Lo sguardo sui costanti cambiamenti sociali che la crisi economica, dal suo esplodere, ha progressivamente portato, impone di porre l’attenzione sull’evidente diversa reazione dei vari cittadini del mondo.
Le notizie quotidiane sul movimento spagnolo degli indignados, su Occupy Wall Street e le manifestazioni in Grecia, lasciano aperto un interrogativo sull’atteggiamento italiano in un momento particolarmente delicato della storia.
Le immagini delle proteste studentesche sono già lontane e le lotte dei lavoratori appaiono questioni private di gruppi più o meno numerosi. Strano fenomeno di “isolazionismo” sociale, se non fosse per la tristemente nota mancanza di senso civico. Ma, in un contesto generalizzato di deprivazione e diffuso malcontento, la domanda rimane: perché le piazze non si riempiono? Basta la perdita del senso di res publica a spiegare tutto?
Lungi dal poter e voler affrontare in tale sede un’analisi della storia sociale dell’Italia - la cui genesi, forse, in parte potrebbe anche fare luce sulla questione - ci limitiamo all’osservazione dell’oggi. In questo senso, l’occhio di Sandro Mele appare come lente d’ingrandimento che rivela un nuovo fronte di riflessione intorno ai contemporanei fenomeni di opposizione nel nostro Paese.

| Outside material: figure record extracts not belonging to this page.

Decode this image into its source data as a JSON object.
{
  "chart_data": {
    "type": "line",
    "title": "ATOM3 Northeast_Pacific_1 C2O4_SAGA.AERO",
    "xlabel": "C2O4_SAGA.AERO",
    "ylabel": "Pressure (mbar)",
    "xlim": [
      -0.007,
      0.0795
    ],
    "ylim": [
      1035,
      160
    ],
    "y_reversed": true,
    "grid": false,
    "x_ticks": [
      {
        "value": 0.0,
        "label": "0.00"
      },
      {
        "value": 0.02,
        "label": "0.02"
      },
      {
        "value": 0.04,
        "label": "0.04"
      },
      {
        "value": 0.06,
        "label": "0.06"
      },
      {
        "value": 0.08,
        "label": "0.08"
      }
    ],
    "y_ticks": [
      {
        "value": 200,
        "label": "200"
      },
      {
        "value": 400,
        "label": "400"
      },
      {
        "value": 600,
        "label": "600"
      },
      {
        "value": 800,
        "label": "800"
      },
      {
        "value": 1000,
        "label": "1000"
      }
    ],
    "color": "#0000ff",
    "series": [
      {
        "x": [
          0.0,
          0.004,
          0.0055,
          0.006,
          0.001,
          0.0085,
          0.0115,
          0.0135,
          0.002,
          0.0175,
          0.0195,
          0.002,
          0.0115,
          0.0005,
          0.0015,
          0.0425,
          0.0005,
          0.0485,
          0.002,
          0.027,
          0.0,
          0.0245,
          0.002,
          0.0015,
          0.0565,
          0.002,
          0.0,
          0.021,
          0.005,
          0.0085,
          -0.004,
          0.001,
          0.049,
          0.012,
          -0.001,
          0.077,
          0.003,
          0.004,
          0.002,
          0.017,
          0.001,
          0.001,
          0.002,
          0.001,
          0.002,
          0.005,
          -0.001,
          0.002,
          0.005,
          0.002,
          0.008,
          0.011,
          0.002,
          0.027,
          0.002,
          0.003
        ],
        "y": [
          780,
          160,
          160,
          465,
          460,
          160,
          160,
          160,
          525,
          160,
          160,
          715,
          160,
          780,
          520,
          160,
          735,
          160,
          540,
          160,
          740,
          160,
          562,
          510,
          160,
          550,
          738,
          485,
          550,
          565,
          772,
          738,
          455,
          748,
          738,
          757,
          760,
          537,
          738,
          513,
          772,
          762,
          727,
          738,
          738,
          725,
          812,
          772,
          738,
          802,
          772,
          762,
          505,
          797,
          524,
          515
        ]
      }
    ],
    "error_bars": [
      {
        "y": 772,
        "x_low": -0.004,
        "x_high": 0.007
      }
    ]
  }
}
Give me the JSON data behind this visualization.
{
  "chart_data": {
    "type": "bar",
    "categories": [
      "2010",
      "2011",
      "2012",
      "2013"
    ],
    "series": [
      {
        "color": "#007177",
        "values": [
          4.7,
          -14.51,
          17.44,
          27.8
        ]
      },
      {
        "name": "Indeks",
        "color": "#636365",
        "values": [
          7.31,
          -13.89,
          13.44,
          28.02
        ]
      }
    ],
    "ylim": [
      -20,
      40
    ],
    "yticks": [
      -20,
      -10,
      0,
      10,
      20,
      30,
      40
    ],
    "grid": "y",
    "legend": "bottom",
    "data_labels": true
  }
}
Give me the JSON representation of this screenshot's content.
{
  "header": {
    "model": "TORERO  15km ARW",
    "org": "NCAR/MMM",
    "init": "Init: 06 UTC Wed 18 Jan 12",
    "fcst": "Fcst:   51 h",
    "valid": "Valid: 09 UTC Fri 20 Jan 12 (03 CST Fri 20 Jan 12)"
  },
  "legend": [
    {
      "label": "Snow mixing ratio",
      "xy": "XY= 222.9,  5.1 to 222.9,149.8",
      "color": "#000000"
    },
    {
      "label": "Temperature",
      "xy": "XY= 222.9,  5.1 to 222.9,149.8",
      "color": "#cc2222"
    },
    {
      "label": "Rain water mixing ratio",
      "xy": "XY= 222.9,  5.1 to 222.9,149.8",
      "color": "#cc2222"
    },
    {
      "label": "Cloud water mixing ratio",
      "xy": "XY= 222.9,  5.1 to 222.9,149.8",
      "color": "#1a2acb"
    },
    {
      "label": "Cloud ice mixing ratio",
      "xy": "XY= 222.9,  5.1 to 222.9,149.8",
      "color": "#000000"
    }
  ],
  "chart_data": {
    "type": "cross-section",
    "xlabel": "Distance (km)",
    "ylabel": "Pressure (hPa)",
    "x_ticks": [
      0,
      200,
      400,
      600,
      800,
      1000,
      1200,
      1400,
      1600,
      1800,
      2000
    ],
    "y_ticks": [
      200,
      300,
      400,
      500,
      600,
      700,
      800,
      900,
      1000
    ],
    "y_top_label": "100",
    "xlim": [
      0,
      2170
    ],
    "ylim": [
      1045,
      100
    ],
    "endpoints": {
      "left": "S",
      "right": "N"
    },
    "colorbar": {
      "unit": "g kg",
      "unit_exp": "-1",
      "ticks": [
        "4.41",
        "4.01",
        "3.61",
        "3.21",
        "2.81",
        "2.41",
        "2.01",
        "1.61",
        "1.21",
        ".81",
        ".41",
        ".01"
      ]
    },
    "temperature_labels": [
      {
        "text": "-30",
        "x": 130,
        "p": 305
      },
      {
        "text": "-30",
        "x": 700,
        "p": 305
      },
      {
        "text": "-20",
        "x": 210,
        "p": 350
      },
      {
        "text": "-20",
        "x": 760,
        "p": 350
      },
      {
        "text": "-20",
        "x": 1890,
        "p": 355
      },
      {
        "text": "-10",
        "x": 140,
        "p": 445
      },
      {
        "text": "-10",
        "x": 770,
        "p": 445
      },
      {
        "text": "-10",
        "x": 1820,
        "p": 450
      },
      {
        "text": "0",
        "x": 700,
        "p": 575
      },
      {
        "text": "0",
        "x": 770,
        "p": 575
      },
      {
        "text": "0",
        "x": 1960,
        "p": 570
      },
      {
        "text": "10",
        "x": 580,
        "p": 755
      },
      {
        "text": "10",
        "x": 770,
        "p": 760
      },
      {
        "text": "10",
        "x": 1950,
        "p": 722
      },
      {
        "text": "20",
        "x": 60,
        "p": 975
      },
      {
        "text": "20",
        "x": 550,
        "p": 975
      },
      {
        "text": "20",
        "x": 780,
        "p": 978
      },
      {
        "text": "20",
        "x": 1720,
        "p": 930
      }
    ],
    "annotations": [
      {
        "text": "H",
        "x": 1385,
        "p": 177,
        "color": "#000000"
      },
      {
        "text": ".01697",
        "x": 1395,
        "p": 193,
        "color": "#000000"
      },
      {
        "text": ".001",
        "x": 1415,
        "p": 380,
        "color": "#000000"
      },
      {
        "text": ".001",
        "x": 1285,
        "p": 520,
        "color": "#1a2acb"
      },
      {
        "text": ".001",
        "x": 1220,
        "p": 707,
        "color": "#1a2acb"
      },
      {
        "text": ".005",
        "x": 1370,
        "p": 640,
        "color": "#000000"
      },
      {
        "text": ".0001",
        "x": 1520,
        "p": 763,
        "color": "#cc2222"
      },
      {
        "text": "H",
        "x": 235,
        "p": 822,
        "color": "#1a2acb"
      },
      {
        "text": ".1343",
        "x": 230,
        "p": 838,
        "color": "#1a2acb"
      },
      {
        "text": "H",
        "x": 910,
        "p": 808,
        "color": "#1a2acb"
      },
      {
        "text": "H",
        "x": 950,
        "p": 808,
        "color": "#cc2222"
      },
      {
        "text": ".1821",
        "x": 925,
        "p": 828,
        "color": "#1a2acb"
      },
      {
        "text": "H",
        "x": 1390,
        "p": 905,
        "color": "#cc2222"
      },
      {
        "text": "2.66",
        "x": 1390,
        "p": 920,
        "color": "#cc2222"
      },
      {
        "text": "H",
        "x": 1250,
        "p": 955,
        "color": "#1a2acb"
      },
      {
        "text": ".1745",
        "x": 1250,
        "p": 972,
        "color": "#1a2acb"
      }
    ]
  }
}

Nel suo percorso di ricerca, con un forte approccio politico, l’artista concentra la sua attenzione sulle lotte di rivendicazione dei diritti, dagli studenti ai lavoratori, dalle fabbriche autogestite in Argentina alle lotte italiane, senza trascurare di guardare al popolo di invisibili (Working poors, 2011), i lavoratori trasparenti e muti, nuovi indigenti perlopiù nascosti dietro la propria vergogna. Il duplice approccio dell’artista - rispondente ad una chiara capacità di lettura e traduzione dell’oggi - converge nell’opera Dolce risveglio in cui sono sintetizzati i due aspetti: lotta e rassegnazione.
La lettura incrociata del lavoro dell’artista e della società italiana lascia emergere un diffuso senso di resistenza connotata dai toni della sopportazione. E questa resistenza/sopportazione viene raccolta e traslata da Mele che ne vede un’evoluzione in esasperazione, sino ad arrivare alla prefigurazione di un “uomo qualunque”, dallo sguardo dolcemente triste, costretto - suo malgrado - a vestire i panni prima indossati dal duro incappucciato di Fratelli d’Italia (2011), che fa salire alla mente la rabbia incontrollata dei black bloc. Un’immagine ruvida ed asciutta, nella sua formalizzazione estetica, che trasforma velocemente la resistenza in rivoluzione, sottendendo un coinvolgimento popolare e, dunque, assai più largo di quanto mai sia stato scritto pur nelle pagine più nere della nostra storia.